US Treasury yields lower after Fed, data

Traders in the 10-year bond options pit at the Chicago Board of Trade signal orders.
Frank Polich | Reuters
Traders in the 10-year bond options pit at the Chicago Board of Trade signal orders.

U.S. government debt prices rose on Thursday as investors reacted to the Federal Reserve's decision to hike rates for the first time in nine years, as well as falling stock and oil prices.

In the wake of the Fed's decision, the yield curve flattened.

The Fed had convinced markets that it would raise rates by a quarter at its December meeting and continue to deliver a relatively dovish message about the future path of rate hikes. It did both on Wednesday afternoon. Fed Chair Janet Yellen stressed continued focus on economic progress, including inflation, which is lagging the Fed's 2 percent target.

US 10-YR
US 30-YR

Yields on longer-dated Treasuries fell in morning trading after data showed that the number of Americans filing for unemployment benefits last week fell from a five-month high, suggesting labor market healing that could lead to further interest rate hikes next year.
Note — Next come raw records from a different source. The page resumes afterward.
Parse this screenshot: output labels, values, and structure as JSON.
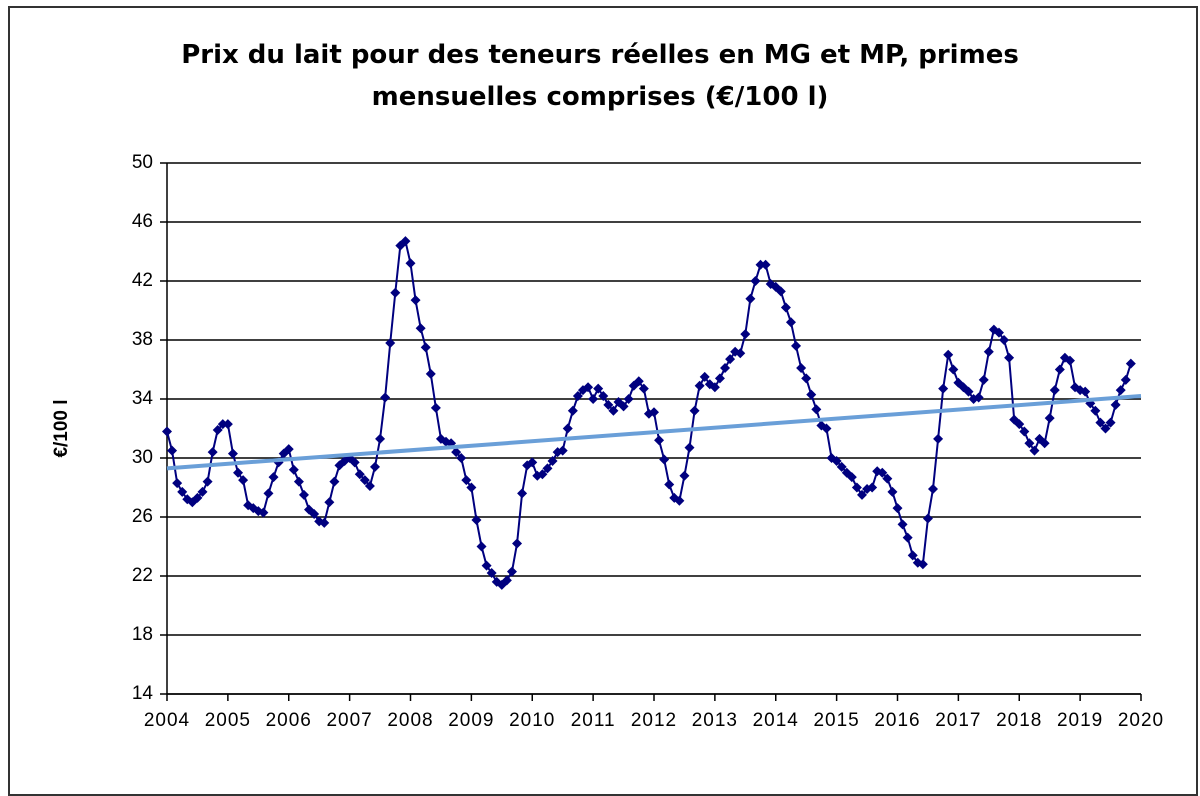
{
  "chart_data": {
    "type": "line",
    "title": "Prix du lait pour des teneurs réelles en MG et MP, primes mensuelles comprises (€/100 l)",
    "ylabel": "€/100 l",
    "xlim": [
      2004,
      2020
    ],
    "xticks": [
      2004,
      2005,
      2006,
      2007,
      2008,
      2009,
      2010,
      2011,
      2012,
      2013,
      2014,
      2015,
      2016,
      2017,
      2018,
      2019,
      2020
    ],
    "ylim": [
      14,
      50
    ],
    "yticks": [
      14,
      18,
      22,
      26,
      30,
      34,
      38,
      42,
      46,
      50
    ],
    "grid": true,
    "series": [
      {
        "color": "#00007f",
        "markers": true,
        "x": [
          2004,
          2004.083,
          2004.167,
          2004.25,
          2004.333,
          2004.417,
          2004.5,
          2004.583,
          2004.667,
          2004.75,
          2004.833,
          2004.917,
          2005,
          2005.083,
          2005.167,
          2005.25,
          2005.333,
          2005.417,
          2005.5,
          2005.583,
          2005.667,
          2005.75,
          2005.833,
          2005.917,
          2006,
          2006.083,
          2006.167,
          2006.25,
          2006.333,
          2006.417,
          2006.5,
          2006.583,
          2006.667,
          2006.75,
          2006.833,
          2006.917,
          2007,
          2007.083,
          2007.167,
          2007.25,
          2007.333,
          2007.417,
          2007.5,
          2007.583,
          2007.667,
          2007.75,
          2007.833,
          2007.917,
          2008,
          2008.083,
          2008.167,
          2008.25,
          2008.333,
          2008.417,
          2008.5,
          2008.583,
          2008.667,
          2008.75,
          2008.833,
          2008.917,
          2009,
          2009.083,
          2009.167,
          2009.25,
          2009.333,
          2009.417,
          2009.5,
          2009.583,
          2009.667,
          2009.75,
          2009.833,
          2009.917,
          2010,
          2010.083,
          2010.167,
          2010.25,
          2010.333,
          2010.417,
          2010.5,
          2010.583,
          2010.667,
          2010.75,
          2010.833,
          2010.917,
          2011,
          2011.083,
          2011.167,
          2011.25,
          2011.333,
          2011.417,
          2011.5,
          2011.583,
          2011.667,
          2011.75,
          2011.833,
          2011.917,
          2012,
          2012.083,
          2012.167,
          2012.25,
          2012.333,
          2012.417,
          2012.5,
          2012.583,
          2012.667,
          2012.75,
          2012.833,
          2012.917,
          2013,
          2013.083,
          2013.167,
          2013.25,
          2013.333,
          2013.417,
          2013.5,
          2013.583,
          2013.667,
          2013.75,
          2013.833,
          2013.917,
          2014,
          2014.083,
          2014.167,
          2014.25,
          2014.333,
          2014.417,
          2014.5,
          2014.583,
          2014.667,
          2014.75,
          2014.833,
          2014.917,
          2015,
          2015.083,
          2015.167,
          2015.25,
          2015.333,
          2015.417,
          2015.5,
          2015.583,
          2015.667,
          2015.75,
          2015.833,
          2015.917,
          2016,
          2016.083,
          2016.167,
          2016.25,
          2016.333,
          2016.417,
          2016.5,
          2016.583,
          2016.667,
          2016.75,
          2016.833,
          2016.917,
          2017,
          2017.083,
          2017.167,
          2017.25,
          2017.333,
          2017.417,
          2017.5,
          2017.583,
          2017.667,
          2017.75,
          2017.833,
          2017.917,
          2018,
          2018.083,
          2018.167,
          2018.25,
          2018.333,
          2018.417,
          2018.5,
          2018.583,
          2018.667,
          2018.75,
          2018.833,
          2018.917,
          2019,
          2019.083,
          2019.167,
          2019.25,
          2019.333,
          2019.417,
          2019.5,
          2019.583,
          2019.667,
          2019.75,
          2019.833
        ],
        "values": [
          31.8,
          30.5,
          28.3,
          27.7,
          27.2,
          27.0,
          27.3,
          27.7,
          28.4,
          30.4,
          31.9,
          32.3,
          32.3,
          30.3,
          29.0,
          28.5,
          26.8,
          26.6,
          26.4,
          26.3,
          27.6,
          28.7,
          29.7,
          30.3,
          30.6,
          29.2,
          28.4,
          27.5,
          26.5,
          26.2,
          25.7,
          25.6,
          27.0,
          28.4,
          29.5,
          29.8,
          30.0,
          29.7,
          28.9,
          28.5,
          28.1,
          29.4,
          31.3,
          34.1,
          37.8,
          41.2,
          44.4,
          44.7,
          43.2,
          40.7,
          38.8,
          37.5,
          35.7,
          33.4,
          31.3,
          31.1,
          31.0,
          30.4,
          30.0,
          28.5,
          28.0,
          25.8,
          24.0,
          22.7,
          22.2,
          21.6,
          21.4,
          21.7,
          22.3,
          24.2,
          27.6,
          29.5,
          29.7,
          28.8,
          28.9,
          29.3,
          29.8,
          30.4,
          30.5,
          32.0,
          33.2,
          34.2,
          34.6,
          34.8,
          34.0,
          34.7,
          34.2,
          33.6,
          33.2,
          33.8,
          33.5,
          34.0,
          34.9,
          35.2,
          34.7,
          33.0,
          33.1,
          31.2,
          29.9,
          28.2,
          27.3,
          27.1,
          28.8,
          30.7,
          33.2,
          34.9,
          35.5,
          35.0,
          34.8,
          35.4,
          36.1,
          36.7,
          37.2,
          37.1,
          38.4,
          40.8,
          42.0,
          43.1,
          43.1,
          41.8,
          41.6,
          41.3,
          40.2,
          39.2,
          37.6,
          36.1,
          35.4,
          34.3,
          33.3,
          32.2,
          32.0,
          30.0,
          29.8,
          29.4,
          29.0,
          28.7,
          28.0,
          27.5,
          27.9,
          28.0,
          29.1,
          29.0,
          28.6,
          27.7,
          26.6,
          25.5,
          24.6,
          23.4,
          22.9,
          22.8,
          25.9,
          27.9,
          31.3,
          34.7,
          37.0,
          36.0,
          35.1,
          34.8,
          34.5,
          34.0,
          34.1,
          35.3,
          37.2,
          38.7,
          38.5,
          38.0,
          36.8,
          32.6,
          32.3,
          31.8,
          31.0,
          30.5,
          31.3,
          31.0,
          32.7,
          34.6,
          36.0,
          36.8,
          36.6,
          34.8,
          34.6,
          34.5,
          33.7,
          33.2,
          32.4,
          32.0,
          32.4,
          33.6,
          34.6,
          35.3,
          36.4
        ]
      },
      {
        "color": "#6a9fd8",
        "markers": false,
        "x": [
          2004,
          2020
        ],
        "values": [
          29.3,
          34.2
        ]
      }
    ]
  }
}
"Things are settling down post Fed, but when will the Fed hike again? That's now front and center. If data over the next few months comes in solid, it'll clear the way for the Fed to keep hiking," said Gennadiy Goldberg, interest rate strategist at TD Securities in New York.

The yield on the benchmark 10-year Treasury note fell on Thursday to around 2.2296 percent, after closing at 2.289 percent. The yield on the 30-year Treasury bond was also lower, at 2.9338 percent, after closing at 3.004 percent.

In oil markets, Brent crude traded at around $37.10 a barrel on Thursday, down 0.78 percent, while U.S. crude settled down 57 cents, or 1.6 percent, at $34.95 a barrel.